My annual list of totally optional, merely suggested things for Baltimore Sun readers to do in the new year begins with this: Don’t make resolutions.
Instead, make a list of 12 things you’d like to do in 2025 — just one per month — then check them off as you go.
This is more practical than making resolutions that invite futility and, ultimately, make you feel like a loathsome sluggard.
I’ll make two suggestions for each month (plus one, for a total of 25 to go with the new year) to get you started. But come up with your own — 12 things you’ve been meaning to do for a while — and stick the list on the refrigerator.
January: Buy some stationery — in Baltimore, there’s Paper Herald on St. Paul Street — get a good pen, and spend one afternoon writing (yes, by hand!) a few, brief letters to a few old friends. … Attend the Jan. 18 revival of H.L. Mencken’s Saturday Night Club, with music, food and drink at the Mencken House in Union Square. A fundraiser to benefit the house as well as the restoration of Mencken’s piano, it’s envisioned as the first in a series of Saturday night gatherings.
February: Spend one winter afternoon writing letters to Republicans in Congress, urging them to extend the prescription drug benefits of President Biden’s Inflation Reduction Act. … Visit “Lynching in Maryland,” a permanent exhibit that opened in October at the the Reginald F. Lewis Museum of Maryland African American History & Culture “to honor the victims of the 38 documented racial terror lynchings that occurred in the state between 1854 and 1933.”
March: Get to a bookstore: Greedy Reads, The Ivy, Charm City or, on the Eastern Shore, The Bookplate in Chestertown. … Cook something challenging: Try to bake a timpano, the Calabrian pasta-meat-cheese concoction, shaped like an upside down kettle drum, made famous in the film, “Big Night,” and featured in Stanley Tucci’s cookbook. (This was on my list last year, but I didn’t get to it.) … Bonus suggestion: Actually attend Baltimore’s Saint Patrick Parade on Sunday, March 16.
April: At mid-month, drive to Darlington in Harford County, park near the Stafford Road Bridge and find a place to watch the herring and shad run up Deer Creek. If you don’t spot fish there, drive across Conowingo Dam to the hamlet of Sleepy Hollow; you’re bound to see the migrating fish in Octoraro Creek from the Dr. Jack Road Bridge. … On a rainy day, make a long-overdue visit to a public library.
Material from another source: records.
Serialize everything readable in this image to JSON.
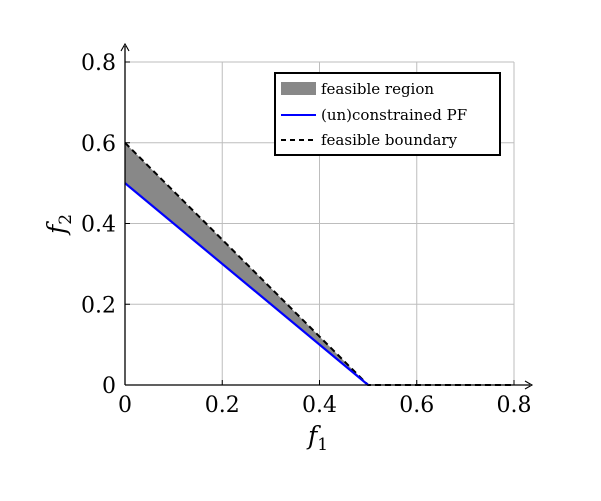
{
  "chart_data": {
    "type": "area",
    "xlabel": {
      "base": "f",
      "sub": "1"
    },
    "ylabel": {
      "base": "f",
      "sub": "2"
    },
    "xlim": [
      0,
      0.8
    ],
    "ylim": [
      0,
      0.8
    ],
    "xticks": [
      0,
      0.2,
      0.4,
      0.6,
      0.8
    ],
    "yticks": [
      0,
      0.2,
      0.4,
      0.6,
      0.8
    ],
    "xtick_labels": [
      "0",
      "0.2",
      "0.4",
      "0.6",
      "0.8"
    ],
    "ytick_labels": [
      "0",
      "0.2",
      "0.4",
      "0.6",
      "0.8"
    ],
    "grid": true,
    "legend_position": "top-right",
    "series": [
      {
        "name": "feasible region",
        "kind": "fill",
        "color": "#888888",
        "polygon": [
          [
            0,
            0.5
          ],
          [
            0,
            0.6
          ],
          [
            0.5,
            0
          ],
          [
            0.5,
            0
          ]
        ]
      },
      {
        "name": "(un)constrained PF",
        "kind": "line",
        "color": "#0000ff",
        "x": [
          0,
          0.5
        ],
        "y": [
          0.5,
          0
        ]
      },
      {
        "name": "feasible boundary",
        "kind": "dashed-line",
        "color": "#000000",
        "x": [
          0,
          0.5,
          0.8
        ],
        "y": [
          0.6,
          0,
          0
        ]
      }
    ]
  }
}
May: If you’ve never actually seen a Baltimore oriole in the flesh — or, pardon me, in the feather — get some binoculars and head to Cromwell Valley Park in Baltimore County. Your chances of seeing one are good there. Look for them in tall sycamores, and near Minebank Run. … If you’ve never actually seen Baltimore’s Kinetic Sculpture Race, do yourself the favor and mark it on the calendar: May 3.
June: There are a couple of times this month when the Orioles play a day game away. Watch it at the Swallow at the Hollow, York Road and Northern Parkway. It’s a great place to hang out and talk baseball (or any sport) with customers and bartenders. … In the first week of the month, you can watch artists painting street scenes in Annapolis, en plein air.
July: You can work up a nice sweat and then cool off by hiking the upper Gunpowder River trail in Baltimore County, finishing at the Prettyboy Reservoir dam. The mist from the bottom-water of the reservoir spilling into the pool below the dam drops the air temperature 10 to 15 degrees. … If you haven’t been to Prigel Family Creamery in Glen Arm for an ice cream, this is the time to do it.
August: Head to Garrett County and hike up Backbone Mountain to the highest point in Maryland (3,360 feet). … Or go to Snow Hill, Worcester County, and rent a canoe or kayak to paddle the Pocomoke.
September: Go to a Navy football game; you’ve been meaning to do that for years. The Midshipmen have at least three home games in Annapolis and the Army game in Baltimore in December. … Look for August Wilson plays at Everyman, Spotlighters and Chesapeake Shakespeare during the fall, part of the ongoing Wilson celebration at Baltimore theaters.
October: Give yourself the Charles Street Challenge: Starting at the old Pabst Brewing Company on the south side of the city, walk Charles Street all the way to Bellona Avenue on the north. (This will probably take more than one day.) … Visit Green Ridge State Forest in Allegany County and enjoy the fall foliage (and perfect solitude) from the observation deck there.
November: This is the start of a great time to see the migrating bald eagles along the Susquehanna River at Conowingo. It can be an epic experience. … Open your house for board games — Monopoly, Ticket To Ride, Stratego, Scrabble — set them up on different tables, invite your friends and neighbors to drop by and play. You’ll wonder why you didn’t do it before.
December: The annual illumination at Antietam National Battlefield happens as darkness falls on the first Saturday in December: 23,000 candles on the fields where thousands died to save — and thousands more died to end — the union during the Civil War. … Do all your holiday gift shopping in thrift stores or in neighbor bulk trash; it worked out beautifully for me this year.